In a Friday statement, the University said Yale was unaware of Morgan’s private work until the Independent published the findings. Recently, Morgan has been at the center of a controversy involving a military training center he had planned to propose to the School of Medicine using a $1.8 million grant from the United States Special Operations Command, but both the Department of Defense and Yale said on Feb. 22 that the center would not move forward.

The Independent article reported that Morgan has been paying local Colombians, as well as other immigrants, $150 to answer a set of questions on camera truthfully and then again untruthfully. Dean of the School of Medicine Robert Alpern told the News that as a voluntary faculty member, Morgan is not required to disclose research he is not conducting on Yale’s behalf.

“I think the point is [Morgan’s research is] not done through Yale,” Alpern said. “[Morgan is] what we call a volunteer faculty member, which means he’s not employed by us and he’s free to do whatever he wants to do outside of Yale.”

Representatives of Yale’s Office of Public Affairs and Communications, University President Richard Levin and Morgan could not be reached for comment Sunday night. Alpern said that the University released the Friday statement to clarify that the FBI-sponsored study was not conducted within the University so it would not seem like the School of Medicine was concealing a study it never reported.

Morgan conducted the research through the “Center for Research and Development,” the Independent reported. The center is run by School of Medicine Associate Clinical Professor of Psychiatry Vladimir Coric, according to a number of business records and directories.

Alpern said it is “hard to tell” from the Independent article whether Morgan’s study dependent on FBI funding complies with Yale research standards. The Independent reported that the informed consent form that participants sign states that the FBI is the sponsor for the study, titled “Efficacy of Interviewing to Detect Lies about Beliefs.” The article did not say how the newspaper obtained the form, but one study participant was interviewed. The Independent also reported that FBI Special Agent Ann Todd said she did not have any information immediately available about Morgan’s study.

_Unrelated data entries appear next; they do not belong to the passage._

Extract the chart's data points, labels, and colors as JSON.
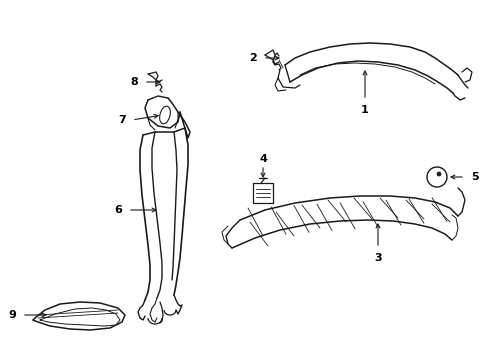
{
  "background_color": "#ffffff",
  "line_color": "#1a1a1a",
  "line_width": 1.0,
  "fig_width": 4.89,
  "fig_height": 3.6,
  "dpi": 100
}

Like the FBI study, the University also first learned about the potential Department of Defense-sponsored center through outside media coverage.

“We’re tired of being surprised,” Alpern added. “Right now we’re mostly trying to build up credibility with the community.”

Confusion over the USSOCOM center followed conflicting stories from news outlets in January regarding its alleged involvement of the city’s immigrant residents.

Some members of the Yale and New Haven communities protested the University’s involvement with the military and the center’s reliance on disenfranchised immigrants, but Yale initially maintained that while Morgan had not yet formally proposed the program to the University, the interviewing techniques envisioned were central to the psychiatry discipline and part of medical student and resident education. Yale also said that interviewees would be volunteers from diverse ethnic groups protected by oversight from Yale’s Human Research Protection Program.

After initially stating that the USSOCOM had provided the University with money for the center, Ken McGraw, deputy public affairs officer of USSOCOM, told the News on Feb. 24 that the USSOCOM had decided not to fund a center based on Morgan’s research roughly a year ago. Yale confirmed the center would not be opened the same day.

Morgan has conducted his research study out of his third-floor office in the Gold Building on 234 Church Street near Timothy Dwight College, the Independent reported.